Martine-Aubry (annonce)"J'ai décidé de proposer ma candidature à l'élection présidentielle". Mardi, à 11h33 précises, Martine Aubry a enfin tenté d'endosser une stature de femme d'Etat. A Lille, devant une rangée de caméras - plus d'une centaine de journalistes -, avec un drapeau tricolore et un autre européen dans le dos, elel a lâché ses habits de première secrétaire pour revêtir ceux de candidate à l'élection présidentielle de 2012. "Je veux rendre à la France sa force, sa sérénité, son unité. Je veux redonner à chacun le goût de l'avenir et l'envie d'un destin en commun", a-t-elle notamment avancé, posant les jalons de sa campagne.

La maire de Lille s'est exprimée devant un fond de décor bleu ciel uni, très sobre. Et son discours fut court, 15 minutes tout au plus. Mais elle y a quand même glissé son héritage familial : "Je vous le dis en m’appuyant sur ce que j’ai de plus cher, les valeurs transmises par ma famille : la morale, le sens de la justice et le goût des autres", a-t-elle souligné, précisant aussi que l'Europe, "c'est presque dans (ses) gènes", référence à son père, Jacques Delors.

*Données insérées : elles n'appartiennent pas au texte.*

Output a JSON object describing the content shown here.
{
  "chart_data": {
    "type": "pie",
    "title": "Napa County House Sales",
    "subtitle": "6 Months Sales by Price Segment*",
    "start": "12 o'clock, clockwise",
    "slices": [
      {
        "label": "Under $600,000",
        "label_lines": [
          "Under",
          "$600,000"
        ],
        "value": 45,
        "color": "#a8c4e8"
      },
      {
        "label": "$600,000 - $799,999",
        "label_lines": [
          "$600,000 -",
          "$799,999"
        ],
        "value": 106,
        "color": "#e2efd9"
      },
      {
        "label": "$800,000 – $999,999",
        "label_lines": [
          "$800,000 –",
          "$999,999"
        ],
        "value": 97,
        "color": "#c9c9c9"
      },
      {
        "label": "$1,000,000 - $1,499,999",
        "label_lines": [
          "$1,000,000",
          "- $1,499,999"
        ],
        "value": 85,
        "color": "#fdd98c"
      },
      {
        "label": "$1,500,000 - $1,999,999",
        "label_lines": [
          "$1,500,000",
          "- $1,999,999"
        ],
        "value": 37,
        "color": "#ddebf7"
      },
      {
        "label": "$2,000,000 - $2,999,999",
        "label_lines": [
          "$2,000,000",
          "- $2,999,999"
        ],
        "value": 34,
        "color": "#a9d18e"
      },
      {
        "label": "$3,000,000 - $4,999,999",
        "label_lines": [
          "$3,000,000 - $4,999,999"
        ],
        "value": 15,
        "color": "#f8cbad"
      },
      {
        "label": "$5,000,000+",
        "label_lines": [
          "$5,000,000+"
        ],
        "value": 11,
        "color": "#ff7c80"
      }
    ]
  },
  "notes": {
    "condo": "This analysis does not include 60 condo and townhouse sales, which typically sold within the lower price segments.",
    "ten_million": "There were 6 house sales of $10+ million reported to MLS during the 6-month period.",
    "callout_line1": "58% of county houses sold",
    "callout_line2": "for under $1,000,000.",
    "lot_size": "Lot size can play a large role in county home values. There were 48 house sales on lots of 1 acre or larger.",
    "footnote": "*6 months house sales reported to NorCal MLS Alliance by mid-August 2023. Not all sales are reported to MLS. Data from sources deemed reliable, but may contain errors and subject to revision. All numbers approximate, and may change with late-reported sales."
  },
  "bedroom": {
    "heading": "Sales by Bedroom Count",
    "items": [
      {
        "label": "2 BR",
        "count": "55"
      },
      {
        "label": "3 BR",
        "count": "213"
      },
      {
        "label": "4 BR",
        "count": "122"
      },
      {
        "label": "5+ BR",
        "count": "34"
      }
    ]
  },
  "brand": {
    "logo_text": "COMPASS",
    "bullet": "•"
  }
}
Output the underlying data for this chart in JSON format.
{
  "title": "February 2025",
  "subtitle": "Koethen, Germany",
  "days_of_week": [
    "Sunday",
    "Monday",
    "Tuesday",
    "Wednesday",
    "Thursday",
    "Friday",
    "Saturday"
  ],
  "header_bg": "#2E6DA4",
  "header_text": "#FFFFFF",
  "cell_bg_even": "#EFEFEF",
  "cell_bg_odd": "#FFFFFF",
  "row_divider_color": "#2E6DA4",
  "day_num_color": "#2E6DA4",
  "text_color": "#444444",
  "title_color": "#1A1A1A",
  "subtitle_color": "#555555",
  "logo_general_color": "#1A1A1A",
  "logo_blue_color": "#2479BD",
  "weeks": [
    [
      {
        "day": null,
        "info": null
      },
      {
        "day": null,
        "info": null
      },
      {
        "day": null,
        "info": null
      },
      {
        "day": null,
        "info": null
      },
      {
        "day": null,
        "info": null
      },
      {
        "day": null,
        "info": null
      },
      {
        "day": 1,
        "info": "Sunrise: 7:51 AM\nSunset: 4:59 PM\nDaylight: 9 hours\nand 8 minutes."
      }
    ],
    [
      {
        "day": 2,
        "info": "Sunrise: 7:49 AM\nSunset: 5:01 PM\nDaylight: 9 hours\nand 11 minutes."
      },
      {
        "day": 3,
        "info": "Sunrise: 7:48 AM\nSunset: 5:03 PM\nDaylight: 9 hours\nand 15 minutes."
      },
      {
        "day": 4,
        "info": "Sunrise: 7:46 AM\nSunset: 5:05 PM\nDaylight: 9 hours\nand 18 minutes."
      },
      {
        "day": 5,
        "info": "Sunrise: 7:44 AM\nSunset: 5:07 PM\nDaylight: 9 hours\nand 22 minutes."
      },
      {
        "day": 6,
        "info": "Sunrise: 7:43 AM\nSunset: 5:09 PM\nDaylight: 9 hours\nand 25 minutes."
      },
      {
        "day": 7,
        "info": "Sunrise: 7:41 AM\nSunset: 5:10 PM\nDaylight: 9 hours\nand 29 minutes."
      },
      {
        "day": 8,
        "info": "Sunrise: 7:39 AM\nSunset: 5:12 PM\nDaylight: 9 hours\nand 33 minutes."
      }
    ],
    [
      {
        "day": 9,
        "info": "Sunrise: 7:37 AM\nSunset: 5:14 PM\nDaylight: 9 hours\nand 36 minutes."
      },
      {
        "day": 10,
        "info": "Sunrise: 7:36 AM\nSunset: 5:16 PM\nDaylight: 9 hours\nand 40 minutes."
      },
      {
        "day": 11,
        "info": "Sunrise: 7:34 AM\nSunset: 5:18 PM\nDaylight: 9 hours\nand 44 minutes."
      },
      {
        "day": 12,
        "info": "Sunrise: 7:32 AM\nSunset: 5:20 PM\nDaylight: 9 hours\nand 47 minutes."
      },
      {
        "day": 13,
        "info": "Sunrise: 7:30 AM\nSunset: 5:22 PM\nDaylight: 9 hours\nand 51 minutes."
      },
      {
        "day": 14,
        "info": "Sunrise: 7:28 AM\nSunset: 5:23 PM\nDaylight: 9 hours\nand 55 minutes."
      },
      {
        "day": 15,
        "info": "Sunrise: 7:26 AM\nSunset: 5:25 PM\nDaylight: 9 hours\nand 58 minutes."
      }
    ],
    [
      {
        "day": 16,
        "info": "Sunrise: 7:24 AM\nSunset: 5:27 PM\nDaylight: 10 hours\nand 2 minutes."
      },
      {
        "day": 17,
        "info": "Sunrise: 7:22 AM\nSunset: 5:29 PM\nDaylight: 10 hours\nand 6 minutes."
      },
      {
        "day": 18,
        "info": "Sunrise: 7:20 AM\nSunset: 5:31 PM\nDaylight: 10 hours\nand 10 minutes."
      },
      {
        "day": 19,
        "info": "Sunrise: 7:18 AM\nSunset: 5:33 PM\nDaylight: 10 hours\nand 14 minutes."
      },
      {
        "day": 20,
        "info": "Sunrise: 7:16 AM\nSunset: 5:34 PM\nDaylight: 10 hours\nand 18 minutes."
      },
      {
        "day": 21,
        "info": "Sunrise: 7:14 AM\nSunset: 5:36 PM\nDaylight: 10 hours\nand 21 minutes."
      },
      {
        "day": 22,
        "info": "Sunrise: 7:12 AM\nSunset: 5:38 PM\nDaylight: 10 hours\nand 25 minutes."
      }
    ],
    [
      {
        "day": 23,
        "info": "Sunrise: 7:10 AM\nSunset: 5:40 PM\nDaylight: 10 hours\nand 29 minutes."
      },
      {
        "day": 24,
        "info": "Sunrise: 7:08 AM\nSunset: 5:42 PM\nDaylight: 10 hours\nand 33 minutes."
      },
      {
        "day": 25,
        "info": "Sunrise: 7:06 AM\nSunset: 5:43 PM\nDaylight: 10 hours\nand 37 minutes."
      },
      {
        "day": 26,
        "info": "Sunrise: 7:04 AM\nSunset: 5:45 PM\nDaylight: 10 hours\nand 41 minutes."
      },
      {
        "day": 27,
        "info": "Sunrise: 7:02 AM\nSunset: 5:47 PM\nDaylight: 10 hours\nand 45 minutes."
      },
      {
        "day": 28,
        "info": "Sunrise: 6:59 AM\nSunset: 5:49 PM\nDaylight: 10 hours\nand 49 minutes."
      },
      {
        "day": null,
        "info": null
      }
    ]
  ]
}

"Il n’est pas de mission plus noble"

Sans jamais citer le nom de Nicolas Sarkozy, elle a évoqué un pays qui "subit de grands désordres", un "pouvoir enfermé dans ses certitudes (qui) a touché à tout sans rien régler". "La peur, le repli sur soi, le défaitisme: ce n'est pas la France!", a-t-elle déploré.  "Il est temps que cela change, il est grand temps que cela change vraiment. Je veux rendre à la France sa force, sa sérénité, son unité. Je veux redonner à chacun le goût de l'avenir et l'envie d'un destin en commun", a-t-elle aussi promis, substituant définitivement le "nous" de la patronne du PS au "je" de la candidate.

Trés volontariste, elle s'est dite "résolue à (se) battre de toutes (ses) forces pour lui redonner avec vous un avenir". "Il n’est pas de plus beau combat, il n’est pas de mission plus noble", a-t-elle glissé, peut-être pour faire taire les critiques sur son manque d'envie. Elle s'est dite aussi déterminée à "rassembler aujourd'hui les hommes et les femmes de gauche", prononçant une fois le mot "primaire", en fin de discours. Elle veut aussi rassembler "les écologistes et les humanistes (les centristes, Ndlr) pour qu'en 2012, demain, nous puissions rassembler les Français et la nation toute entière. Une candidature qu'elle espère fructueuse : "Avec votre soutien, avec votre confiance, je prends aujourd'hui devant vous l'engagement de la victoire en 2012".